As time went on, the case load fell, the availability of tests improved, and testing was available to more people with mild symptoms. This leads to fewer extreme "red" cases with low CTs and extremely high viral loads, and a larger share of people being caught in the early stages. At the same time, people who were post-symptomatic from infections in the peak of the curve were testing to see if they were safe to return to work, etc., and those people typically test negative, or positive with a high CT / low viral load.

This is absolutely normal, it's what you expect as the first wave wanes, and it's exactly what you want to see as your testing starts catching more and more people in the early symptomatic or pre-symptomatic stages. (In the logical extreme, if we tested everybody every other day, we'd almost never see a red case.)


Unfortunately, the data from Rhode Island is sparking bad interpretations and outright conspiracy theories. I'm linking to a very mild instance, but there are plenty out there claiming that this is proof that authorities are "turning up the volume" on tests to generate positives.

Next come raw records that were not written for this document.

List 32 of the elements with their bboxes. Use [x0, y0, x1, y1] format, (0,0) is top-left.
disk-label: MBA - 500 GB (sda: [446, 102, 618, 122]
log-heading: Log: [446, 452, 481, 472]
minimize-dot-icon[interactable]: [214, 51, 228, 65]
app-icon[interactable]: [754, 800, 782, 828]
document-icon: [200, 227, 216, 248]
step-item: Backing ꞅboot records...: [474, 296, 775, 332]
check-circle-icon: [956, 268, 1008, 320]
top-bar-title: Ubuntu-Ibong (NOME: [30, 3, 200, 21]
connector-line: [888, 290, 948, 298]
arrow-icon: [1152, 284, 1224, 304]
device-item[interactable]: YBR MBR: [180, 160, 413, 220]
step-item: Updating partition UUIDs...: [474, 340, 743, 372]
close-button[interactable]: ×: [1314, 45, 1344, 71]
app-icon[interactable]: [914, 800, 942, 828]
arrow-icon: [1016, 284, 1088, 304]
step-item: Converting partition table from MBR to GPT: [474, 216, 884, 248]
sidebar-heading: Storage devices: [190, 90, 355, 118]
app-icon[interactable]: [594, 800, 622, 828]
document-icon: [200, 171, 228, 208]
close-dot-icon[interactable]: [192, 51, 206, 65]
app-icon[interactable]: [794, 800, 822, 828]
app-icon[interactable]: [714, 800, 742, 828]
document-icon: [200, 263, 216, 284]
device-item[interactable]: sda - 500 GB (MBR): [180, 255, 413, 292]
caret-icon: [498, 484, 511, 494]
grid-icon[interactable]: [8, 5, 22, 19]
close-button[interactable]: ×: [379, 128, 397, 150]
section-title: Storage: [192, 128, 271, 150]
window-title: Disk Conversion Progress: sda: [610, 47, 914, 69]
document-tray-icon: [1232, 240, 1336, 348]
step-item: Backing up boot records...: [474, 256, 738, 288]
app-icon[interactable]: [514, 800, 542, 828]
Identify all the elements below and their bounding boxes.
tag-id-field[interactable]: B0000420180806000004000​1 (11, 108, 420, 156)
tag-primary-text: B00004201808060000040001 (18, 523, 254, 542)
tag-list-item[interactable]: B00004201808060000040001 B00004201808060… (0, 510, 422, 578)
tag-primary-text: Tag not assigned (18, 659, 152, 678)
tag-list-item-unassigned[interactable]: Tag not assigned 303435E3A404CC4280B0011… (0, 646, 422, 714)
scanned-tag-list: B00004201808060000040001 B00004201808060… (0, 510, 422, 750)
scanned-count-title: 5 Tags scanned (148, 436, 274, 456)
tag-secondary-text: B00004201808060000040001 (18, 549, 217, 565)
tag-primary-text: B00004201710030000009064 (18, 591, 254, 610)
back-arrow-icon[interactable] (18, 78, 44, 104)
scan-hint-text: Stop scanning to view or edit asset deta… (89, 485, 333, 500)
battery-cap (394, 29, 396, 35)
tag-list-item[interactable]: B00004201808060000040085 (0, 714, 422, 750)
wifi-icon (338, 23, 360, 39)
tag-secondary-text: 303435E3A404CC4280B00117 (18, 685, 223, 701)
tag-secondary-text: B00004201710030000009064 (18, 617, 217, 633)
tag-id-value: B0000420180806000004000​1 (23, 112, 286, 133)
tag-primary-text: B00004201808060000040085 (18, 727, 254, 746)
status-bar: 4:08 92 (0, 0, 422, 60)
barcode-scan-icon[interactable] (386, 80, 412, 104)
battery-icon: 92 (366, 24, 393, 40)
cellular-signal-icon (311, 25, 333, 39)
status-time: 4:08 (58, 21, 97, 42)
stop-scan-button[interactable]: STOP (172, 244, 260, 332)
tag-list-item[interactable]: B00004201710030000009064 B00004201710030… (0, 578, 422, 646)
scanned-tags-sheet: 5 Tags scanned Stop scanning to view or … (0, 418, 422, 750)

The second image shows a plot of the average CT value for Rhode Island's positive tests, by day. It is increasing, which is NORMAL and WHAT YOU WANT TO SEE if your testing program is expanding and getting more proactive. Unfortunately, he then plots it with daily death counts and concludes "As the average Ct rises past 30, deaths almost disappear". Which is technically true, but he's getting cause and effect mixed up. In fact, there's some causality in the reverse direction - high CTs can mean you're catching more people early and getting treatment or reducing spread more effectively.

Lower community spread and higher testing rates will lead to more cases being caught very early, which will raise your average CT.

Lower community spread will also reduce your death rate. That's why they move together.

Others are far worse. They're claiming that the rise in average CT is proof that the states are cooking the books by "cranking up" CTs to generate false positives. That's just nonsense.

You can't take a negative sample and "turn it up" to get a positive at 35. It just doesn't work. It just shows that more cases are being identified in pre-symptomatic or early symptom phases, rather than in the hospital. That's good news all around.

This is what you want to see; it means your wave is receding and more and more testing is being done on asymptomatic people. The more positives that are identified while not infectious, the better!

There can and should be discussions about what CT level should be used as the cutoff point. 38, 39 and 40 are all reasonable values, that keep false positives low while minimizing false negatives, too.

We also need to remember that PCR (unlike rapid antigen tests) are extremely sensitive and will pick up RNA traces when your infection is very low, and sometimes even after you've cleared the live virus.

Finally, I don't understand why CT numbers aren't routinely reported on every test result. It's a good bit of data that can be useful, it's not some sort of secret.